Penggunaan kata jati bermakna sejati, atau sebenarnya (asli, murni, tulen, bukan palsu) yang dijadikan filosofi bagi kehidupan orang Jawa. Menurut sejumlah ahli botani, jati adalah spesies asli di Burma, yang menyebar ke Semenanjung India, Muangthai, Filipina, dan Jawa.
Biji merupakan awal mula (dasar) tumbuhnya pohon jati. Dalam merancang kehidupan, manusia yang menghendaki adanya perkembangbiakan terbaik. Kemudian dalam tradisi Jawa ada istilah bibit, bebet, bobot, sebagai prasyarat mengawinkan duo sejoli. Buah tidak jatuh jauh dari pohonnya adalah ungkapan bahwa untuk menghasilkan produk yang bagus harus didasari dari produk yang bagus juga. Demikian yang menjadi jati sebagai bahan berkualitas dengan harga yang berkelas.
Pohon Jati bisa tumbuh pada tanah yang tandus. Bertahan hidup pada lokasi dengan curah hujan yang sangat rendah, sedangkan di tempat yang memiliki curah hujan tinggi pertumbuhannya menjadi kurang baik. Pelajaran bagi manusia untuk bersikap adaptif pada setiap kondisi. Manusia dituntut fleksibel menghadapi problematika kehidupan. Tidak sombong ketika sedang di atas dan tidak putus asa ketika sedang di bawah.
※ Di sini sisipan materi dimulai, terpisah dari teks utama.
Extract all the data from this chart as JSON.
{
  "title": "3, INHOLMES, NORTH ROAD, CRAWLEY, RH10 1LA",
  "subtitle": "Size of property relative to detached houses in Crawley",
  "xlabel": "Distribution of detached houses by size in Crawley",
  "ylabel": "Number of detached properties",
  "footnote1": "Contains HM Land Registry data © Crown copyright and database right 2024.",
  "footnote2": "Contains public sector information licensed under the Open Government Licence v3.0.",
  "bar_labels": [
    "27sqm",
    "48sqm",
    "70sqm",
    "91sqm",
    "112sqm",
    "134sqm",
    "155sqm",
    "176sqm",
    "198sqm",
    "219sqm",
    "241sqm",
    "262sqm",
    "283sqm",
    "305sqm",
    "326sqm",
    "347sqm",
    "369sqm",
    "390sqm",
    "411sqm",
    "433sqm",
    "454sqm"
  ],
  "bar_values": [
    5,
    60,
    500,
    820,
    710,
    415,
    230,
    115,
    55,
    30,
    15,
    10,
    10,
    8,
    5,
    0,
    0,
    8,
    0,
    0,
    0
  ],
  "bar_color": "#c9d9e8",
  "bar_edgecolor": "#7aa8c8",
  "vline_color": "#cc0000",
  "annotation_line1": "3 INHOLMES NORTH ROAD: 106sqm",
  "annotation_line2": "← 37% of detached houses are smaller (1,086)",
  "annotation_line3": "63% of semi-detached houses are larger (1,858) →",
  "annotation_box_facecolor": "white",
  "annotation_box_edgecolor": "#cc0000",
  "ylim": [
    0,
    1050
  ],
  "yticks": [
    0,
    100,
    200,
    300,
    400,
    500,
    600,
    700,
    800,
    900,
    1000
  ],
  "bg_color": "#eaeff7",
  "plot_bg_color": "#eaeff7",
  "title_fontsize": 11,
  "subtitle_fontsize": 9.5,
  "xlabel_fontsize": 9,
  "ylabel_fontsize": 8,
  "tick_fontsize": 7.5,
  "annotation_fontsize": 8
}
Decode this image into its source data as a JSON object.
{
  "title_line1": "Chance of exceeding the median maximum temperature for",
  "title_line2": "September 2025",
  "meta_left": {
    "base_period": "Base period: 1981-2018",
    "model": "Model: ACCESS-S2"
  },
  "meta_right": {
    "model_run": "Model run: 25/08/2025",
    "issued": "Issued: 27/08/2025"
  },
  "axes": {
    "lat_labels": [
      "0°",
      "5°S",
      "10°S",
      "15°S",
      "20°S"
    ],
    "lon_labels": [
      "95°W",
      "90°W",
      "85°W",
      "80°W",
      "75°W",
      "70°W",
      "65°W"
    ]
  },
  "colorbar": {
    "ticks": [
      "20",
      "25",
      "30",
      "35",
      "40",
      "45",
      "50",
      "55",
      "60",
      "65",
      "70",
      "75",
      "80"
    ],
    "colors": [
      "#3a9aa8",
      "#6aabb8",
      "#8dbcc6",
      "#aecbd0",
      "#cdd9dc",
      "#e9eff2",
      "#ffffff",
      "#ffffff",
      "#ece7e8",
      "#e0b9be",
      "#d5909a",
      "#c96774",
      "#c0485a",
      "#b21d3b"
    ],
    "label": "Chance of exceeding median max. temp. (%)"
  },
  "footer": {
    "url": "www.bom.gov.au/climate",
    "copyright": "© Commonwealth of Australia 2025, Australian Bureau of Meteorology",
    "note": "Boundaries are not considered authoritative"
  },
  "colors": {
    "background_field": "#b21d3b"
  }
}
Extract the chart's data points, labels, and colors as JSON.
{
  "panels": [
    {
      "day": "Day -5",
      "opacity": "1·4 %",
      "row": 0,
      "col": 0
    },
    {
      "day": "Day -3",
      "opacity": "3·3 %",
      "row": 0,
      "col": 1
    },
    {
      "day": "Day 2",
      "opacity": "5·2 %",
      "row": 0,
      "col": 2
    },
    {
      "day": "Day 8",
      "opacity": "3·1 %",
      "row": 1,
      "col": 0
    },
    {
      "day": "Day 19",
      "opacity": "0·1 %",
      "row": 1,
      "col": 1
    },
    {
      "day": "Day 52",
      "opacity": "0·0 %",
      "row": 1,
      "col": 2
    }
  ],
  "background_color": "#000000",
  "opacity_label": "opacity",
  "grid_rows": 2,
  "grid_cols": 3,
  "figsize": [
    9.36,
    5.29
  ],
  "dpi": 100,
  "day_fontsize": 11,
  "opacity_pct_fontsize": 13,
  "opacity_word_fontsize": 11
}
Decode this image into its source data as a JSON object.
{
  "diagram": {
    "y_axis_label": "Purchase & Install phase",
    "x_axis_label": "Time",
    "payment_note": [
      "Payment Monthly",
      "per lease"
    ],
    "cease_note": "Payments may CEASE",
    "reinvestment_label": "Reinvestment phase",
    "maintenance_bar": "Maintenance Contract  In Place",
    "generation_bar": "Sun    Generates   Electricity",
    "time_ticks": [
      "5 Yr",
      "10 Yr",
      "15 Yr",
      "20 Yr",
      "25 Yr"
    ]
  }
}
Banyak manfaat dari pohon jati seperti batangnya untuk furniture, ranting untuk bahan bakar, daunnya untuk bungkus makanan, hingga serangganya (ulat jati, kepompong dan belalang) bisa dimakan karena mempunyai kadar protein yang sangat tinggi. Demikian halnya dengan manusia yang dianugerahi banyak keahlian jika tekun mengasahnya. Manusia modern banyak yang malas untuk mengembangkan potensi dalam dirinya. Pesatnya kemajuan teknologi membuat manusia menjadi robot-robot digital yang tidak peka terhadap kondisi lingkungan sekitar.
Untuk sampai masa tebang jati membutuhkan waktu paling tidak 40 tahun, bahkan di Jawa Timur dan Jawa Tengah daur jati mencapai 60 tahun dan ada yang 80 tahun. Sebuah pesan bahwa manusia bijak harus ikhlas mengorbankan diri untuk orang lain (generasi setelahnya). Menghilangkan sikap angkuh dan serakah yang bertujuan untuk memanjakan dirinya sendiri. Jati adalah simbol bahwa kita yang menanam, sedangkan generasi mendatang yang akan memanen. Menjadi pribadi yang ikhlas, meski tidak pernah menikmati hasilnya.
Pelajaran selanjutnya adalah sikap bersabar dan tidak tergesa-gesa. Manusia modern selalu berharap instan apapun yang dikerjakannya. Ibarat bertani padi, pagi menanam berharap sore memanen. Butuh 3-4 bulan untuk panen dengan berbagai proses yang dijalani. Ketika berhasil melampui segala permasalahan dan solusi bertani, maka manusia akan menuai hasilnya. Menekuni aktivitas yang dicintai, maka uang akan datang mencari.
Dalam sekala nasional, masyarakat selalu menuntut terjadinya perubahan segera. Mencemooh kebijakan yang dianggap basa-basi karena tidak instan dirasakan oleh masyarakat. Pohon jati mengajak manusia untuk berpikir panjang sebelum mengambil kesimpulan.
Pohon jati mengajarkan kehidupan yang sejati. Menemukan jati diri berdasarkan pengetahuan dan pengalaman hidup masing-masing. Tidak terikat dan dipengaruhi oleh faktor lain yang bisa mengubah perilaku manusia menjadi menyimpang dari kesejatiannya. Ada banyak tempat di Indonesia yang menggunakan diksi jati. Menandakan bahwa ada keluhuran yang sarat filosofis dari pohon jati.